«Une utopie qui a mal tourné»

Entretien / Philippe Faure, directeur du Théâtre de la Croix-Rousse. Propos recueillis par DA

Petit Bulletin : Vous étiez très jeune en 68 mais vous avez vécu une expérience particulière...
Philippe Faure : Au moment de Mai 68, j'avais une quinzaine d'années et j'ai perdu ma mère. Je ne sais plus exactement comment cela s'est passé, mais je me suis retrouvé à vivre dans une communauté, montée des Forts, près de Caluire. Nous étions une dizaine à habiter là, âgés d'une vingtaine d'années : une Anglaise, un mec qui travaillait à la SNCF... Mai 68 c'était cela : la réunion de personnes qui n'avaient rien à faire ensemble, qui ne se connaissaient pas et ne seraient pas conduits à se revoir ensuite.Comment s'organisait votre vie au quotidien ?
Tous les soirs, des gens passaient dans notre maison, nous étions souvent plus d'une trentaine. Parmi ceux qui vivaient dans la communauté, il y avait les gens qui travaillaient et qui utilisaient leur salaire pour nourrir les autres et les plus malins, ceux qui ne travaillaient pas mais maîtrisaient le discours. Le moment d'utopie a été de croire à l'égalité. Plus tard, quand j'ai pris la direction du théâtre de la Croix-Rousse, j'ai recroisé des mecs qui ne se sont jamais remis de cette époque, ils y avaient cru et n'ont pas réussi à rebondir.Mais avant ce mouvement à quoi ressemblait votre vie d'adolescent ?
Lyon était une ville morte, une ville catholique où il ne se passait rien. 68, ça a été la circulation de gens, le monde traditionnel volait en éclats. On ouvrait les portes, tout le monde allait chez tout le monde et on a sincèrement cru que c'était la liberté.
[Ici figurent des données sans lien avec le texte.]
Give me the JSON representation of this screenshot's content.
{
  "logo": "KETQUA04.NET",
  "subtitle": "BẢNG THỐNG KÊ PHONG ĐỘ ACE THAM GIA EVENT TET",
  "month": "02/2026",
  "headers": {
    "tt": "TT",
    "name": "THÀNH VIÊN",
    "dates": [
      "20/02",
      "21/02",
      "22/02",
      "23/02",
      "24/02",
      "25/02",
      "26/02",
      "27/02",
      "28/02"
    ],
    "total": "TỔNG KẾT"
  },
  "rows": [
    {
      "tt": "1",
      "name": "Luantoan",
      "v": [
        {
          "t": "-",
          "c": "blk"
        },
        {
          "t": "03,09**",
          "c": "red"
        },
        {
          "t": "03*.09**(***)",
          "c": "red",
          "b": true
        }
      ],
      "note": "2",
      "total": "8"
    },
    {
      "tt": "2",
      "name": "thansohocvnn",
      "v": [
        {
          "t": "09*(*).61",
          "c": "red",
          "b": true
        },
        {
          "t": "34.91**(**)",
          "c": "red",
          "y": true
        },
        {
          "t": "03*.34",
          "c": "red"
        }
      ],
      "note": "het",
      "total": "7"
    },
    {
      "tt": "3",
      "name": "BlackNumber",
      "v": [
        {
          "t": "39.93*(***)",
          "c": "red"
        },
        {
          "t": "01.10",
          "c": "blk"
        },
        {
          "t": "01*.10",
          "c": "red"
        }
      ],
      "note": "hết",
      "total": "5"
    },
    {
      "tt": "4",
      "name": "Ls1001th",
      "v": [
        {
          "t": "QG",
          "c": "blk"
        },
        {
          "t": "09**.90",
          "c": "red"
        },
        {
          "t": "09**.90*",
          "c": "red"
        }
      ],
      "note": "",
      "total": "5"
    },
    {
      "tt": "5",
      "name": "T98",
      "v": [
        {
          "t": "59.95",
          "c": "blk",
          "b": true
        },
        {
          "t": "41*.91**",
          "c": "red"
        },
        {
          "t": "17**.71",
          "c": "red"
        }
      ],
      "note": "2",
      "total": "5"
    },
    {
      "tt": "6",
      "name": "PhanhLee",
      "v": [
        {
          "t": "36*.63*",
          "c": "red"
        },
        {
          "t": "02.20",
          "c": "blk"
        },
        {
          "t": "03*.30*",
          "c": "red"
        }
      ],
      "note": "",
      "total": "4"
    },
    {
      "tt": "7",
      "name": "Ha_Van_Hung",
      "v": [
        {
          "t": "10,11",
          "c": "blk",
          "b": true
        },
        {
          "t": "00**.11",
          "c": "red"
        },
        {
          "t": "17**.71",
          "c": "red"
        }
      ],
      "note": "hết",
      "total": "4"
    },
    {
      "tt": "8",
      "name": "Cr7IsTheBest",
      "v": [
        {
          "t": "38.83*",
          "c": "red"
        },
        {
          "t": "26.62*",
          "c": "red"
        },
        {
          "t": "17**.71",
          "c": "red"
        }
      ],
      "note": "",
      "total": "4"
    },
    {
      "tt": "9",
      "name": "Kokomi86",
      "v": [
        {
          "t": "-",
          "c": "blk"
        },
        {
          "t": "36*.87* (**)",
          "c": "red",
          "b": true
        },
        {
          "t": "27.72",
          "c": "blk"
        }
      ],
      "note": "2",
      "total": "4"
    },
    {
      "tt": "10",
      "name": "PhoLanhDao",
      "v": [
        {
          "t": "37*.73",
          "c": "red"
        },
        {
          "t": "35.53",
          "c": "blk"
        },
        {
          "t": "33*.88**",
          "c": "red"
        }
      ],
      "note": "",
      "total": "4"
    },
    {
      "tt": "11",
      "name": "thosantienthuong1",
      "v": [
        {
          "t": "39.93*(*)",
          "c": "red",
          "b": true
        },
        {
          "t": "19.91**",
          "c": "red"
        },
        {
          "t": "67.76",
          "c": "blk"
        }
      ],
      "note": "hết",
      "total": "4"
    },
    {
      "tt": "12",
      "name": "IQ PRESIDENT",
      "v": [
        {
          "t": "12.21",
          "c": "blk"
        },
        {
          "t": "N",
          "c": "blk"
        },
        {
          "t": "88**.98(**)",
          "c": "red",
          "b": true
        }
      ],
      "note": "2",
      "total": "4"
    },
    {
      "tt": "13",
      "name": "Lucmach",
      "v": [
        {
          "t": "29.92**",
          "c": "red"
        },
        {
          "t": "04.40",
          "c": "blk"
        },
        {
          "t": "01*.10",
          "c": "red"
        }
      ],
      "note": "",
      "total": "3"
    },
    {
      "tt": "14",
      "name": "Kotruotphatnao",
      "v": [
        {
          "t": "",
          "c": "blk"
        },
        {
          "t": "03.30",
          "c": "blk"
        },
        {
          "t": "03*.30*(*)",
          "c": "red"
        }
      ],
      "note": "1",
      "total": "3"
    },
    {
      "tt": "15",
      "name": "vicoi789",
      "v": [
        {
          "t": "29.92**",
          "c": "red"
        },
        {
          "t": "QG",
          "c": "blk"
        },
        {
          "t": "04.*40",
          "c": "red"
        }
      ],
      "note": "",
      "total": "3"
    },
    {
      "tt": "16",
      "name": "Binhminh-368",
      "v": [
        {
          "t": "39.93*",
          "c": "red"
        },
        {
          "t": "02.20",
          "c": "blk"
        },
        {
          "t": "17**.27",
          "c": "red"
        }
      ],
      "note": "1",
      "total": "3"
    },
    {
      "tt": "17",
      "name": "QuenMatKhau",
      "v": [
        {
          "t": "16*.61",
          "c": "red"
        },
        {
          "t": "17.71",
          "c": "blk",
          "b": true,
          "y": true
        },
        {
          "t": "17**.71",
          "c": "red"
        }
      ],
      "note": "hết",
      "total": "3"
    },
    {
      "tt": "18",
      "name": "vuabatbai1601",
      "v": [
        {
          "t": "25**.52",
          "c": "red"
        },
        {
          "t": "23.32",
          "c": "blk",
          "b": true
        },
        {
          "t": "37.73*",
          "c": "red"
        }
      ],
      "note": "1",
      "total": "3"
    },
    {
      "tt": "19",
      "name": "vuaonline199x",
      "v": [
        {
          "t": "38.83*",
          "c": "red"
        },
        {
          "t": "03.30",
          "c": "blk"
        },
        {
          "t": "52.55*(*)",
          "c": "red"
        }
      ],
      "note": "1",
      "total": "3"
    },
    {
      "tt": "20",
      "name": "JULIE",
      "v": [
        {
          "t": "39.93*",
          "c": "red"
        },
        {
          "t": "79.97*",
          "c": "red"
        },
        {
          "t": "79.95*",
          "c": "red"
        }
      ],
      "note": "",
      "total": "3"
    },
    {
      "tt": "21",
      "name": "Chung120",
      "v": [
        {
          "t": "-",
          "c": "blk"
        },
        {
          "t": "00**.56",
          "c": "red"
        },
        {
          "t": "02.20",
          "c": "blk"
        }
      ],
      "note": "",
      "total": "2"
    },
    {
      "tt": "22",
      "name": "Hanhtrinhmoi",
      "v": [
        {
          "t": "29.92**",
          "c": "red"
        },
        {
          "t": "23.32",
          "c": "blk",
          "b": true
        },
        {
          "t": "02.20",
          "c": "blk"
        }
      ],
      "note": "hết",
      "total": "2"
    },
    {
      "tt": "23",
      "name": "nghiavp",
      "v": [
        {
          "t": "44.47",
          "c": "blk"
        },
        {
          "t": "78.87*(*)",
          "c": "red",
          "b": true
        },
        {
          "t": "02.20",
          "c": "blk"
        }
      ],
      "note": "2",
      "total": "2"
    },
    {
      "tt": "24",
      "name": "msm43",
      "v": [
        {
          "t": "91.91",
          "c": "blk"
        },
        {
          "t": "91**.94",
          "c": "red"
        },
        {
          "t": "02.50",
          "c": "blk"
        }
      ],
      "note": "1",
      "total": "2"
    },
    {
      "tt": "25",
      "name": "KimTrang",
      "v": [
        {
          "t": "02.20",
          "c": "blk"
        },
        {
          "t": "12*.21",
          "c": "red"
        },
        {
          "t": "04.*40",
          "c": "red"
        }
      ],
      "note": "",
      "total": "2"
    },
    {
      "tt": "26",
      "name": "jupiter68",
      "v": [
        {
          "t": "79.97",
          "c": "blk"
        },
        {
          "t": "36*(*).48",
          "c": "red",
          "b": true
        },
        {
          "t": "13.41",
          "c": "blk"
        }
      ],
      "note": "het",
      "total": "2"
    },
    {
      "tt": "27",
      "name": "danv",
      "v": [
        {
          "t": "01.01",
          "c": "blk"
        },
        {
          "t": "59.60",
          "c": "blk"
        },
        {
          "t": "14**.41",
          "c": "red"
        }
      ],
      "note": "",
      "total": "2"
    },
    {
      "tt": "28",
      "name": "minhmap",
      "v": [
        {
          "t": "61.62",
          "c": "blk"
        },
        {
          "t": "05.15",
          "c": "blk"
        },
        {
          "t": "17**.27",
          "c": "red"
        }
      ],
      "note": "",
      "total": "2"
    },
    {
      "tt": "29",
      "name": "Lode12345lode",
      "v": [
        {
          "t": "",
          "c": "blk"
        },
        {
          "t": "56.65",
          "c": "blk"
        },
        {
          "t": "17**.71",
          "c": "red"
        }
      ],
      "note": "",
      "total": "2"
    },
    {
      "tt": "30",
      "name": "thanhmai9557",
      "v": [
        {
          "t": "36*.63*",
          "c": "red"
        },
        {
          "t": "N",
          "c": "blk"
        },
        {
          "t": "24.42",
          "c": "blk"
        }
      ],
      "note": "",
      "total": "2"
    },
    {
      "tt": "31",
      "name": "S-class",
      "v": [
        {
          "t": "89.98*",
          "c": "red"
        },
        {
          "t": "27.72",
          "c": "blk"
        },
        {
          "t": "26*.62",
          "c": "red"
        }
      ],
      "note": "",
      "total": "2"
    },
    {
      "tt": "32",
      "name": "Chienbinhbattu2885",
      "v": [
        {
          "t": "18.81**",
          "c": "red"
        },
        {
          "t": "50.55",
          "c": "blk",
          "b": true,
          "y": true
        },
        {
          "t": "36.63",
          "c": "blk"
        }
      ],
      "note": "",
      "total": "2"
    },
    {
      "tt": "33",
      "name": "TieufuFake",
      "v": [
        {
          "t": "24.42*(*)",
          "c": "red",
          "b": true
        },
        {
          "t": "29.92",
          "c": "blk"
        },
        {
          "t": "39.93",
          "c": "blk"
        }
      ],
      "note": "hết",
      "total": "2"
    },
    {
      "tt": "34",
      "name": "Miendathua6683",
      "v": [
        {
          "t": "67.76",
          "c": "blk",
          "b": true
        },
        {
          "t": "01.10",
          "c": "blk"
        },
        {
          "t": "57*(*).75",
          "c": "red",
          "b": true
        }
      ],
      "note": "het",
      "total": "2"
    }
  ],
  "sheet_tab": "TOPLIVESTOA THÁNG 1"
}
Il y avait cette idée de disponibilité, tout le monde pouvait parler à tout le monde. Pour moi qui étais issu d'une famille traditionnelle où on ne m'avait jamais demandé mon avis, c'était absolument extraordinaire. Nous n'avions aucune idée de l'individualisme et chacun pensait qu'il ne pouvait pas vivre sans les autres. Beaucoup ont pensé que cela allait devenir la règle.Mais en dehors de ces communautés, y avait-il des espaces de sociabilité dans la ville ou n'y avait-il aucune vie à l'extérieur ?
Il n'y avait pas de vie dehors, nous nous retrouvions dans des appartements ou dans des squares. On n'allait pas dans des bars ou dans des boîtes, on allait chez les gens. C'est pour cela qu'on y a cru d'ailleurs, parce que tout se faisait dans l'intime. Avant 68 à Lyon, la vie était rythmée par la tradition catholique : on se levait tôt et on se couchait tôt. En 68, on a évacué tous les codes, on ne dormait plus, on se levait à 14 heures... Tout cela n'existait pas avant et était impensable. La liberté s'est manifestée en éliminant à la fois les codes sociaux et les codes temporels. On s'est retrouvé dans une position où même si on ne comprenait pas les aspects politiques du mouvement, ce que l'on voyait, c'était cette liberté de circulation toute nouvelle. C'était une sorte de grande fête perpétuelle et le choc a été qu'en province, le peuple n'a pas vu finir le mouvement. Un jour, les lumières et la musique se sont éteintes, la fête qu'on pensait voir durer toujours était finie et beaucoup se sont retrouvés comme des cons.L'évocation de cette période vous attriste ?
Oui, pour moi, ce mouvement est d'une infinie tristesse, pour les «petits», cela a été pire après qu'avant. Après qu'on a ouvert toutes les portes, la société d'après s'est installée. Seuls les plus malins s'en sont sortis. C'est une période que je n'aime pas, une utopie qui a mal tourné et qui a laissé le peuple sur le carreau.